What caragols are
On Mallorca they’re called caragols (Catalan), not caracoles — and they’re one of the oldest dishes on the island. Vineyard snails are simmered in a long, slowly built broth of garlic, parsley, wild fennel, bay leaf and peppercorns, finished with Mallorcan chilli (bitxo). You eat them with a pin or toothpick straight from the shell, with bread to mop up the broth.
It’s a dish that demands patience — from the guest and from the cook. Snails are not simply bought and boiled. They are prepared.
The three days of preparation
- Day 1: purging. The snails are kept several days without food, often given flour or fresh herbs to clear their digestive tract.
- Day 2: washing. Repeatedly in salt water and vinegar, until no more foam comes off. This is the step most kitchens cut — and where the dish loses.
- Day 3: slow heat, then simmer. The snails go in cold water and are warmed very slowly so they come out of their shells before the broth seals them in. Then the broth is seasoned and gently simmered for an hour.
Skip any of these and you get tough snails in cloudy broth. Do them all and you get a broth that tastes of garrigue herbs and olive oil, and snails that come tenderly out of the shell.

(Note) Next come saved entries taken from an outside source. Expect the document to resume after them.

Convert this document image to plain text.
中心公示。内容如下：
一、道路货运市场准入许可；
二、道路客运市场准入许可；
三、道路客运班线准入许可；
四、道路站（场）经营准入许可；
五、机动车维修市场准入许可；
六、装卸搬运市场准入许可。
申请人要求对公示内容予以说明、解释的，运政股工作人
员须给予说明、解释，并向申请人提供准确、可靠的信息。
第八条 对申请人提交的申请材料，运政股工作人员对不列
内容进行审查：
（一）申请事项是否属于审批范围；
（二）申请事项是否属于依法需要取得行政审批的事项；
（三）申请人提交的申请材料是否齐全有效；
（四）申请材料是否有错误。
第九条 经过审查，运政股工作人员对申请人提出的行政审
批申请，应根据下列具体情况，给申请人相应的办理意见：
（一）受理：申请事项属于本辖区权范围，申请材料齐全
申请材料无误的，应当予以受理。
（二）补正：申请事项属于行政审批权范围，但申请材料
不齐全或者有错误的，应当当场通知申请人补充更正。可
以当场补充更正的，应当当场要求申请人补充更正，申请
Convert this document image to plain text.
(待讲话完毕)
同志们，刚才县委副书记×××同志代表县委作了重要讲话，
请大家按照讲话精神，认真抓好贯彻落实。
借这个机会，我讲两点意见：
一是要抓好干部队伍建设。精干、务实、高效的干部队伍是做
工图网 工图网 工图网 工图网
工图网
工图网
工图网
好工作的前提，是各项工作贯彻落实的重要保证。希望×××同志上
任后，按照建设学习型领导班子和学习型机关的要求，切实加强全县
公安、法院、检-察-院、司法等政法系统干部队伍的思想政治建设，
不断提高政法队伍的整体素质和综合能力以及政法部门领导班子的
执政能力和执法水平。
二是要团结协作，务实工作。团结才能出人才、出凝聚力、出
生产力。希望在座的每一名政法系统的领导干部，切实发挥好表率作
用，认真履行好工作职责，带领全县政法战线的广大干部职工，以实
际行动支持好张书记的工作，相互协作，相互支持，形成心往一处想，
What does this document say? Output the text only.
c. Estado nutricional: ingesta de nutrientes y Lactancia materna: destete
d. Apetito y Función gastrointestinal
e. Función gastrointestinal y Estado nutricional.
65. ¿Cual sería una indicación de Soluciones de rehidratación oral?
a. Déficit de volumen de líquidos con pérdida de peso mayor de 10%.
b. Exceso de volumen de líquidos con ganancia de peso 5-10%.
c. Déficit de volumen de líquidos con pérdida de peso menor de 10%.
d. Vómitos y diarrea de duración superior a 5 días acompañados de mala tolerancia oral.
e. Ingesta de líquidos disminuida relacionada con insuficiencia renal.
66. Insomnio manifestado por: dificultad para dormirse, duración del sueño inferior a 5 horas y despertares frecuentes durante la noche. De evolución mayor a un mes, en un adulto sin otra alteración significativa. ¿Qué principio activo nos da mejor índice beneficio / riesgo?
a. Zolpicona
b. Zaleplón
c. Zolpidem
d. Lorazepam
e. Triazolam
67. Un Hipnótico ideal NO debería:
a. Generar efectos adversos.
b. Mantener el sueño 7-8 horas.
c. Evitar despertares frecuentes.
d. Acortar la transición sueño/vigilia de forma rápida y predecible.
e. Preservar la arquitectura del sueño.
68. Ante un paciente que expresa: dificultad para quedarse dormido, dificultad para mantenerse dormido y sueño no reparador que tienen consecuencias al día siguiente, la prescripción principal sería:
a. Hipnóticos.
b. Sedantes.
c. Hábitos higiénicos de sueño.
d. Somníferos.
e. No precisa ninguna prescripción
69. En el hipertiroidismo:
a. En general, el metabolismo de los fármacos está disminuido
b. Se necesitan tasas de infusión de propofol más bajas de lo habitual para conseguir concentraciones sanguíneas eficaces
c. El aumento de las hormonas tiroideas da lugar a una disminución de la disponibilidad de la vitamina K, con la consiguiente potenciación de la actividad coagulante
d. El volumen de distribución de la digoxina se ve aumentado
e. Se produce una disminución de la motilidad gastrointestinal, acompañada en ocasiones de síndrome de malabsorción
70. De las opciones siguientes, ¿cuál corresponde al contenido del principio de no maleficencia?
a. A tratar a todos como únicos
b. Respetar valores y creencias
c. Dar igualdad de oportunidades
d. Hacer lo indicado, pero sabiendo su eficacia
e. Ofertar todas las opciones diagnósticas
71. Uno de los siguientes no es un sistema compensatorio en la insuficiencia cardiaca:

Where they sit on the island
Caragols are a spring and autumn dish by origin — the damp months when vineyard snails are active. Sa Pobla has its own snail festival in summer (Festes des Caragols). In families they’re often prepared on a weekend — three days of work for a meal that asks only for bread, wine and time.
Caragols at Es Muntant
We serve caragols year-round, but spring and autumn are best. The preparation takes three days in our kitchen — that’s not negotiable. The broth comes to the table in an earthenware bowl with plenty of bread for the broth.
It’s a dish for people who enjoy them — anyone who has never tried snails finds in it either the start of a long friendship or a lesson learned. Recommendation: share a small portion as a starter the first time, before you order a full plate.